One of the advantages of having modified a few other Hondas in the past is that Mark had a lot of old parts at his house—many of which were compatible with his DB. Anything else that he didn’t want could be sold to pay for new parts. Within a week of ownership, Mark had his Spoon Sports B-pipe and N1 muffler installed and began his motor build. The decision to go all out on the motor was an easy one since he already had a built GS-R head collecting dust in his garage. He needed additional funds to pay for the rest of his motor, so he pulled the stock manual transmission off of his car and sold it for $500. Mark then used the money to fortify a JDM B20B block. At a glance, the engine bay may look pretty mundane compared to all the crazy wire-tucked, often shaved bays that you see nowadays, but the guts of this motor is where it counts. The crankshaft has been balanced and the block itself is bored, honed, and has a block guard welded in. Combined with the built P72 head, Sutakajana’s engine makes over 250 whp. The transmission that he sold off the stock engine was later replaced with a helical L.S.D.-equipped CTR transmission.

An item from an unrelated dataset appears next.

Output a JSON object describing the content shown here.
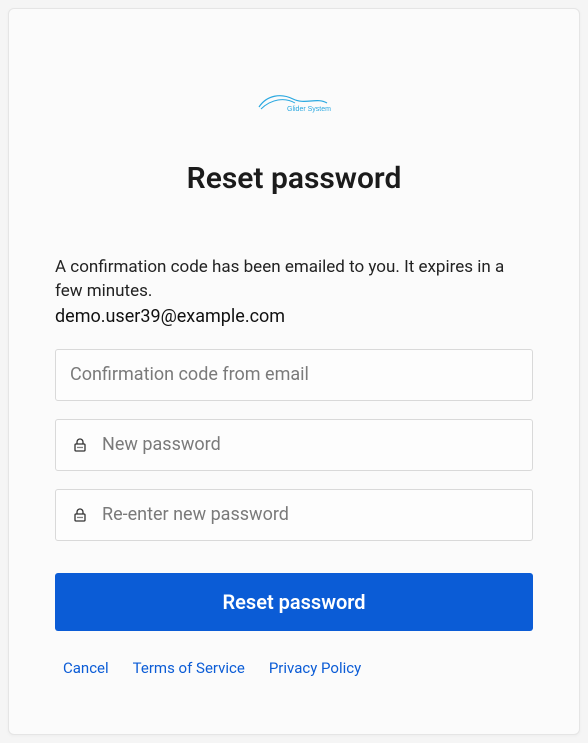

The outward appearance of Mark’s DB8 Integra remains mostly untouched. He’s added an OEM ITR front lip, but that’s about it—for now. You may be a little thrown-off by the only contrasting piece on the OEM white chassis: a VIS carbon-fiber trunk. It may look a little odd, considering how the original metal hood is still in place, but at the time of the photo shoot, Mark was in the midst of reducing weight. The only other eye-catching aesthetic modification is the custom polished 16-inch Sprint Hart CP-Rs. He made the choice to ditch the Equip 03s after he procured a necessary brake upgrade in the form of Spoon twin-block brake calipers. The Tein suspension was also later replaced with a set of PIC Select coilovers.
There’s no doubt that Mark has built a very well-balanced Honda. He’s paid close attention to how he wants his DB8 to perform as well as how it looks. With those factors in mind, the best feature of Sutakajana’s build has to be its versatility and his willingness to drive his Integra just about anywhere. “I’ve attended track events, car shows, and meets all over California,” Mark says with pride. “If I have the time, I look for any excuse to drive my car. It could be from anything as simple as going to the liquor store or beating on the car at a Streets of Willow event. I’m confident in saying that I’ve built a strong, reliable Honda.”
Mark is quick to admit that he was surprised to hear from HT in regards to putting his Integra in print, but he really shouldn’t be; any Honda that can hold its own on the track, then show up to a car show the next day is exactly the type of balance we love to see displayed.